Educar para el amor del que estamos ausentes
Víctor Corcoba Herrero/ Escritor
Hemos aprendido a caminar por la vida de todas las maneras
posibles, a volar como las aves, a nadar como los peces; sin embargo, aún no
hemos aprendido el sencillo arte de fraternizarnos en un mundo globalizado. A
mi juicio, nos falta el ingenio que nos capacite al natural modo de morar
conviviendo como especie y nos sobra la altanería de pensar que somos alguien.

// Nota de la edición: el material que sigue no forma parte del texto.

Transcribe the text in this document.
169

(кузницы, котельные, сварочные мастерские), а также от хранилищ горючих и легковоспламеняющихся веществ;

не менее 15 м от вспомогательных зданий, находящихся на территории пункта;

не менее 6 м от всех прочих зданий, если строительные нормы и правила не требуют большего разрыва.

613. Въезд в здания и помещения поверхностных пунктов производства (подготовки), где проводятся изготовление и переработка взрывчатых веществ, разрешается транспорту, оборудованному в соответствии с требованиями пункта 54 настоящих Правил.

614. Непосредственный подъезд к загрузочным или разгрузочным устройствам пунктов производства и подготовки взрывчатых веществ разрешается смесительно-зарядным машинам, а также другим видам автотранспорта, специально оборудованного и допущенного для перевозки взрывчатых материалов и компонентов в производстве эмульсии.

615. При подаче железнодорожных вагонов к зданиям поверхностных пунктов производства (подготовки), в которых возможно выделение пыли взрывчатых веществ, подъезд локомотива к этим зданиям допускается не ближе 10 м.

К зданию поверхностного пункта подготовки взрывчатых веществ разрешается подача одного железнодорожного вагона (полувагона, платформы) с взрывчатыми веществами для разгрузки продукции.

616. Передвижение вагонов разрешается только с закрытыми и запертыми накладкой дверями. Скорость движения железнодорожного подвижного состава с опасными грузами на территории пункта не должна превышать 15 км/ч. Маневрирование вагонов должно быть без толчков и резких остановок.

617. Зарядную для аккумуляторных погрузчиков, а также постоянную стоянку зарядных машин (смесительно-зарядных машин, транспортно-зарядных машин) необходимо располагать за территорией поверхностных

Y es que, cuando el mundo se vacía de amor, sus moradores se endiosan, mientras
se llenan de ídolos que no entienden de afectos. Por eso, con urgencia hace
falta educar en el amor del que estamos ausentes, para poder convivir unos con
otros. Esto facilitará la movilidad de migrantes y no el cierre de fronteras,
rebajaremos el odio ante el nivel de crueldades que se suceden a diario y que
van más allá de las diferencias políticas, y, por contra, tomaremos una mayor
conciencia de la justicia. Más que no se pierda un sólo talento por falta de
oportunidades, que también, pero se requiere que nos templemos el alma para
comprendernos mejor. En consecuencia, necesitamos despertar, sentirnos libres,
sin tantas instrucciones que quizás nos agobien en demasía, y nos impiden ver
el auténtico horizonte, que no es otro, que dejarnos amar y poder amar. Ya en
su tiempo, lo decía Platón, "el objetivo de la educación es la virtud y el
deseo de convertirse en un buen ciudadano"; y con los años, yo también
digo que el objetivo de vivir es reeducarse, crecerse como personas y recrearnos
con la vida hasta convertirnos en familia.
Tenemos que aprender a cultivar relaciones fecundas y
sinceras, si en verdad queremos convivir armónicamente. La persistente
expansión e intensificación de conflictos armados y otras formas de violencia aterradoras,
que obligan a desplazamientos obligados y a la desaparición forzada de personas
en manos de auténticos criminales, constituye una violación inaceptable de los
derechos humanos. Esta práctica aborrecible priva a las personas del auxilio de
la ley, pues jamás debe someterse a nadie a una detención secreta. Por
desgracia, la Convención Internacional para la Protección de todas las Personas
contra las Desapariciones Forzadas, que entró en vigor en diciembre de 2010,
todavía no ha sido ratificada ni firmada por muchos países. Convendría
reflexionar sobre ello, por consiguiente, coincidiendo con su Día Internacional
(30 de agosto), para reiterar con mayor firmeza la angustia y preocupación de las víctimas y de sus seres queridos, lo
que genera un clima de contrariedades, avivado por el miedo y el terror que
sume a sociedades enteras. Yo diría que a toda la humanidad. Ciertamente,
mientras carecemos de potencial para acoger vidas humanas, andamos sobrados de
rechazos y desamparos; no en vano, las denuncias por desaparición siguen
marcando récord en todo el planeta. Es hora, pues, de que los países se
implique mucho más para informar plenamente sobre el paradero de las personas
que han desaparecido.
Sí realmente pudiéramos educar nuestro intelecto y convertirlo
en alma, seguramente tendríamos otra visión menos interesada y más
confraternizada. Es desde el propio espíritu cómo se puede imaginar otro mundo
más humano y, por ende, hacerlo realidad. No podemos seguir con ese extremismo
violento que nos lleva a la selva, deteriorando nuestra propia calidad de vida,
degradándonos como colectivo, ya que somos personas de pensamiento y, como
tales, hemos de digerir la manera de fortalecer lazos para poder afrontar de
manera colectiva y pacífica el retorno a las alianzas. Son las sociedades
unidas, y reeducadas, las que construyen y cohesionan estructuras con valores
al servicio de sus ciudadanos. Esto me hace recordar un proverbio africano muy
instructivo: "Para educar a un hijo se necesita a todo un pueblo".
Imagínense para educar a todo un país, a todo un mundo, a todo un linaje;
verdaderamente precisamos querer primero y después de esta victoria, cada cual
consigo mismo, de sentir muy dentro lo que tú piensas y lo que haces, hemos de
entrar en escucha con el que piensa diferente, buscando la confluencia y nunca
la confrontación. Innegable, para esto hay que tener no sólo un cerebro bien
equilibrado e instruido, se precisa igualmente un alma que perdona, que esté
por encima de la injuria, de la injusticia y del dolor. En esto, nadie me
negara, que el hallazgo afortunado de un buen maestro, como el de un buen
libro, puede cambiar el destino de cualquiera. Además, si a esto se añade el
entusiasmo, la transformación del mundo está asegurada. Al fin y al cabo, todos
los problemas tienen la misma raíz: la privación del amor.